“The same impulse which causes a drowning man to grip at a straw, Mr. Narkom—the desire for self-preservation. Remember what I was in those other days, and with whom I associated. Believe me, the statement that there is honour among thieves is a pleasant fiction and nothing more; for once a man sets out to be a professional thief, he and honour are no longer on speaking terms. I never could be wholly sure, with that lot; and my biggest coups were always a source of danger to me after they had been successfully completed. It became necessary for me to study all poisons, all secret arts of destruction, that I might guard against them and might know the proper antidote. As for the rest—Sh! Mumm’s a fine wine. Here comes the landlady with the tea. We’ll drop the ‘case’ until afterward.”
“Now tell me,” said Cleek, after the landlady had gone and they were again in sole possession of the room, “what is it this Lady Essington wants of me? And what sort of a chap is this grandson in whose interest she is acting? Is he with her in this appeal to the Yard?”
“Certainly not, my dear fellow. Why, he’s little more than a baby—not over three at the most. Ever hear anybody speak of the ‘Golden Boy,’ old chap?”
“What! The baby Earl of Strathmere? The little chap who inherited a title and a million through the drowning of his parents in the wreck of the yacht Mystery?”
“That’s the little gentleman: the Right Honourable Cedric Eustace George Carruthers, twenty-seventh Earl Strathmere, variously known as the ‘Millionaire Baby’ and the ‘Golden Boy.’ His mother was Lady Essington’s only daughter. She was only eighteen when she married Strathmere: only twenty-two when she and her husband were drowned, a little over a year ago.”
“Early enough to go out of the world, that—poor girl!” said Cleek, sympathetically. “And to leave that little shaver all alone—robbed at one blow of both father and mother. Hard lines, my friend, hard lines! It is fair to suppose, is it not, that, with the death of his parents, the care and guidance of his little lordship fell to the lot of his grandmother, Lady Essington?”

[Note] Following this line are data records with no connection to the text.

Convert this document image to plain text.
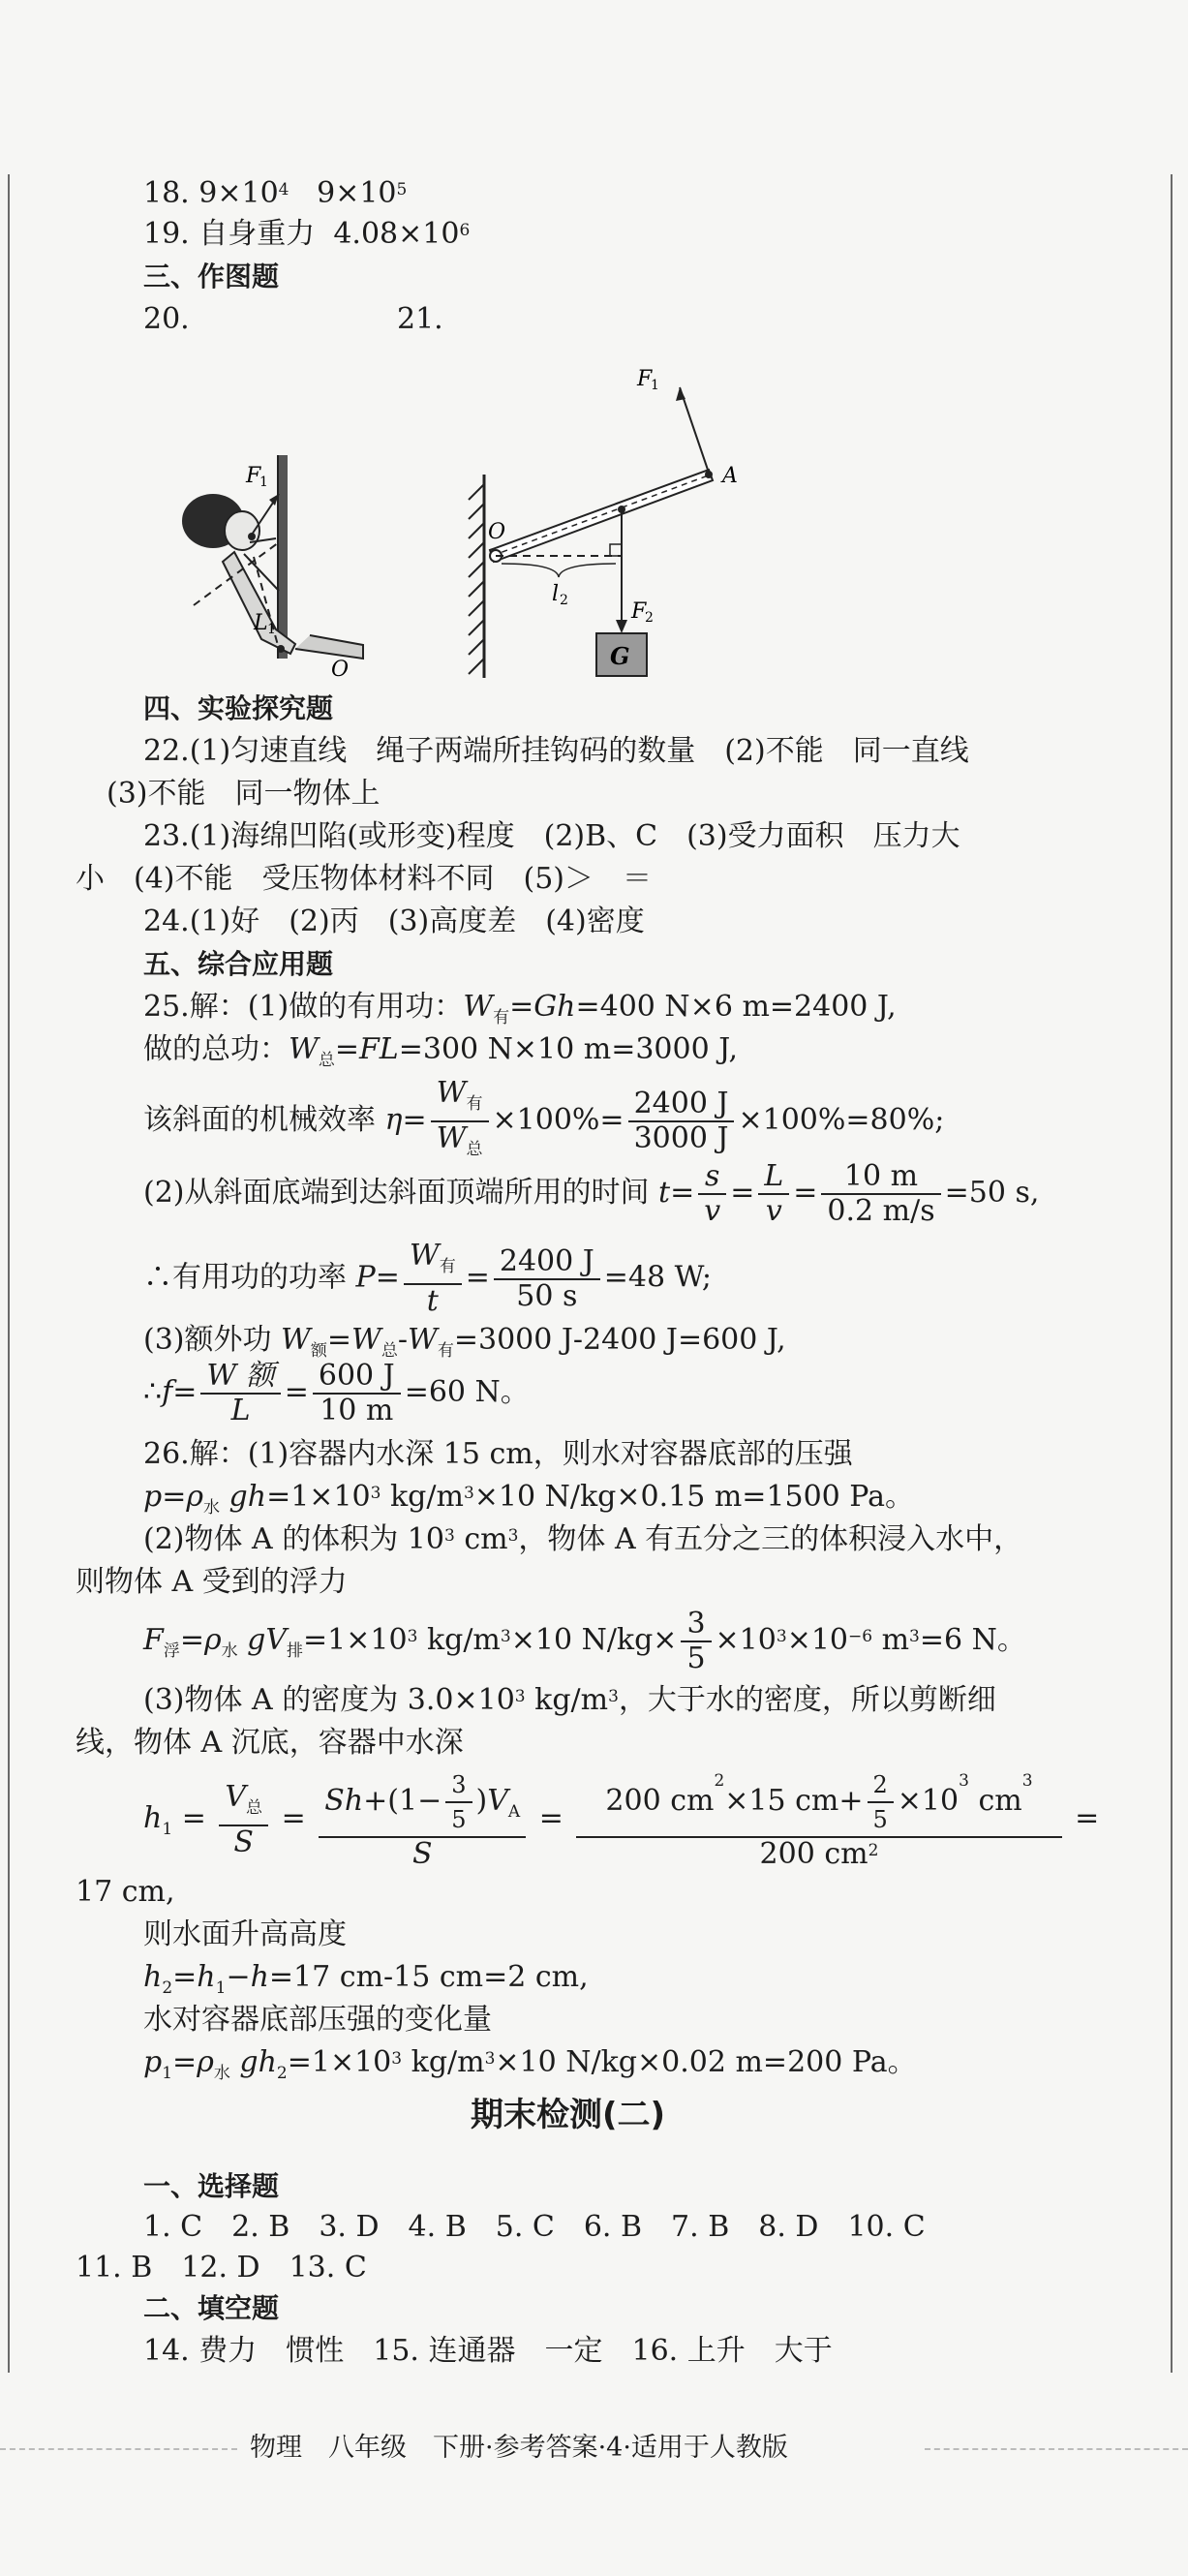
18. $9\times 10^4$ $9\times 10^5$
19. 自身重力 $4.08\times 10^6$
三、作图题
20.	21.
F
1
L 1
O
F
1
A
O
l 2	F
2
G
四、实验探究题
22.(1)匀速直线　绳子两端所挂钩码的数量　(2)不能　同一直线
(3)不能　同一物体上
23.(1)海绵凹陷(或形变)程度　(2)B、C　(3)受力面积　压力大
小　(4)不能　受压物体材料不同　(5)＞　＝
24.(1)好　(2)丙　(3)高度差　(4)密度
五、综合应用题
25.解：(1)做的有用功：$W_有=Gh=400$ N×6 m=2400 J,
做的总功：$W_总=FL=300$ N×10 m=3000 J,
该斜面的机械效率 $\eta= \frac{W_有}{W_总} \times 100\%= \frac{2400 J}{3000 J} \times 100\%=80\%$;
(2)从斜面底端到达斜面顶端所用的时间 $t= \frac{s}{v} = \frac{L}{v} = \frac{10 m}{0.2 m/s} =50$ s,
∴有用功的功率 $P= \frac{W_有}{t} = \frac{2400 J}{50 s} =48$ W;
(3)额外功 $W_额=W_总-W_有=3000$ J-2400 J=600 J,
∴f= $\frac{\text{W 额}}{L} = \frac{600 J}{10 m} =60$ N。
26.解：(1)容器内水深 15 cm，则水对容器底部的压强
$p=\rho_水$ $gh=1\times 10^3$ $kg/m^3\times 10$ N/kg×0.15 m=1500 Pa。
(2)物体 A 的体积为 $10^3$ $cm^3$，物体 A 有五分之三的体积浸入水中，
则物体 A 受到的浮力
$F_浮=\rho_水$ $gV_排=1\times 10^3$ $kg/m^3\times 10$ $N/kg\times \frac{3}{5} \times 10^3\times 10^{-6}$ $m^3=6$ N。
(3)物体 A 的密度为 $3.0\times 10^3$ $kg/m^3$，大于水的密度，所以剪断细
线，物体 A 沉底，容器中水深
$h_1 = \frac{V_总}{S} = \frac{Sh+(1- \frac{3}{5} )V_A}{S} = \frac{200 cm^2\times 15 cm+ \frac{2}{5} \times 10^3 cm^3}{200 cm^2}$ =
17 cm,
则水面升高高度
$h_2=h_1-h=17$ cm-15 cm=2 cm,
水对容器底部压强的变化量
$p_1=\rho_水$ $gh_2=1\times 10^3$ $kg/m^3\times 10$ N/kg×0.02 m=200 Pa。
期末检测(二)
一、选择题
1. C　2. B　3. D　4. B　5. C　6. B　7. B　8. D　10. C
11. B　12. D　13. C
二、填空题
14. 费力　惯性　15. 连通器　一定　16. 上升　大于
物理　八年级　下册·参考答案·4·适用于人教版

“No, it did not,” replied Narkom. “One might have supposed that it would, seeing that there was no paternal grandmother, but—well, the fact of the matter is, Cleek, that the late Lord Strathmere did not altogether approve of his mother-in-law’s method of living (he was essentially a quiet, home-loving man and had little patience with frivolity of any sort), and it occasioned no surprise among those who knew him when it was discovered that he had made a will leaving everything he possessed to his little son and expressly stipulating that the care and upbringing of the boy were to be entrusted to his younger brother, the Honourable Felix Camour Paul Carruthers, who was to enjoy the revenue from the estate until the child attained his majority.”

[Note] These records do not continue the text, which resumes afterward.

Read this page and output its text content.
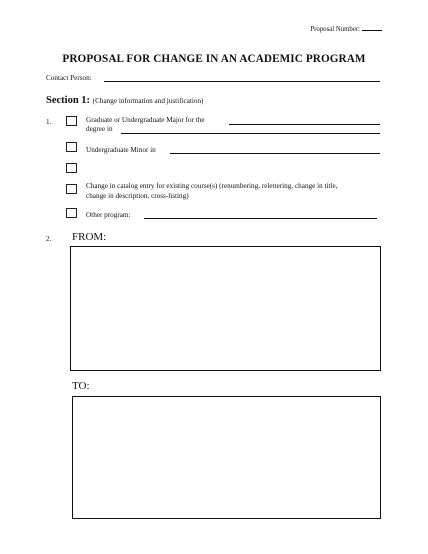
Proposal Number:
PROPOSAL FOR CHANGE IN AN ACADEMIC PROGRAM
Contact Person:
Section 1: (Change information and justification)
1.	Graduate or Undergraduate Major for the
degree in
Undergraduate Minor in
Change in catalog entry for existing course(s) (renumbering, relettering, change in title,
change in description, cross-listing)
Other program:
2. FROM:
TO:
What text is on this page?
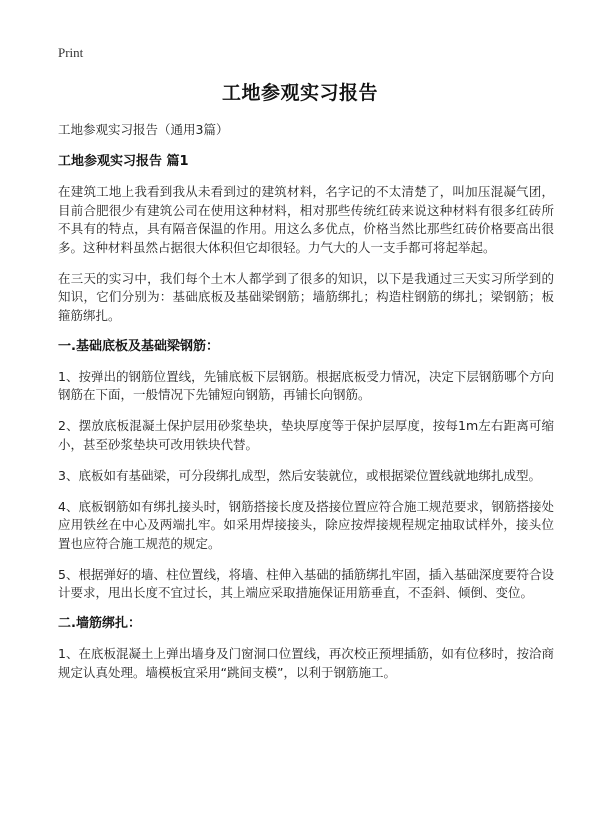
Print
工地参观实习报告

工地参观实习报告（通用3篇）

工地参观实习报告 篇1

在建筑工地上我看到我从未看到过的建筑材料，名字记的不太清楚了，叫加压混凝气团，目前合肥很少有建筑公司在使用这种材料，相对那些传统红砖来说这种材料有很多红砖所不具有的特点，具有隔音保温的作用。用这么多优点，价格当然比那些红砖价格要高出很多。这种材料虽然占据很大体积但它却很轻。力气大的人一支手都可将起举起。

在三天的实习中，我们每个土木人都学到了很多的知识，以下是我通过三天实习所学到的知识，它们分别为：基础底板及基础梁钢筋；墙筋绑扎；构造柱钢筋的绑扎；梁钢筋；板箍筋绑扎。

一.基础底板及基础梁钢筋：

1、按弹出的钢筋位置线，先铺底板下层钢筋。根据底板受力情况，决定下层钢筋哪个方向钢筋在下面，一般情况下先铺短向钢筋，再铺长向钢筋。

2、摆放底板混凝土保护层用砂浆垫块，垫块厚度等于保护层厚度，按每1m左右距离可缩小，甚至砂浆垫块可改用铁块代替。

3、底板如有基础梁，可分段绑扎成型，然后安装就位，或根据梁位置线就地绑扎成型。

4、底板钢筋如有绑扎接头时，钢筋搭接长度及搭接位置应符合施工规范要求，钢筋搭接处应用铁丝在中心及两端扎牢。如采用焊接接头，除应按焊接规程规定抽取试样外，接头位置也应符合施工规范的规定。

5、根据弹好的墙、柱位置线，将墙、柱伸入基础的插筋绑扎牢固，插入基础深度要符合设计要求，甩出长度不宜过长，其上端应采取措施保证用筋垂直，不歪斜、倾倒、变位。

二.墙筋绑扎：

1、在底板混凝土上弹出墙身及门窗洞口位置线，再次校正预埋插筋，如有位移时，按洽商规定认真处理。墙模板宜采用“跳间支模”，以利于钢筋施工。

“I see! I see!” said Cleek, appreciatively. “Then that did her extravagant ladyship out of a pretty large and steady income for a matter of seventeen or eighteen years. Humm-m! Wise man—always, of course, provided that he didn’t save the boy from the frying-pan only to drop him into the fire. What kind of a man is this brother—this Honourable Felix Carruthers—into whose hands he entrusted the future of his little son? I seem to have a hazy recollection of hearing that name, somewhere or somehow, in connection with some other affair. Wise choice, was it, Mr. Narkom?”
“Couldn’t have been better, to my thinking. I know the Honourable Felix quite well: a steady-going, upright, honourable young fellow (he isn’t over two or three-and-thirty), who, being a second son, naturally inherited his mother’s fortune, and that being considerable, he really did not need the income from his little nephew’s in the slightest degree. However, he undertook the charge willingly, for he is much attached to the boy; and he and his wife—to whom he was but recently married, by the way—entered into residence at his late brother’s splendid property, Boskydell Priory, just over on the other side of those hills—you can see from the window, there—where they are at present entertaining a large house party, among whom are Lady Essington and her son Claude.”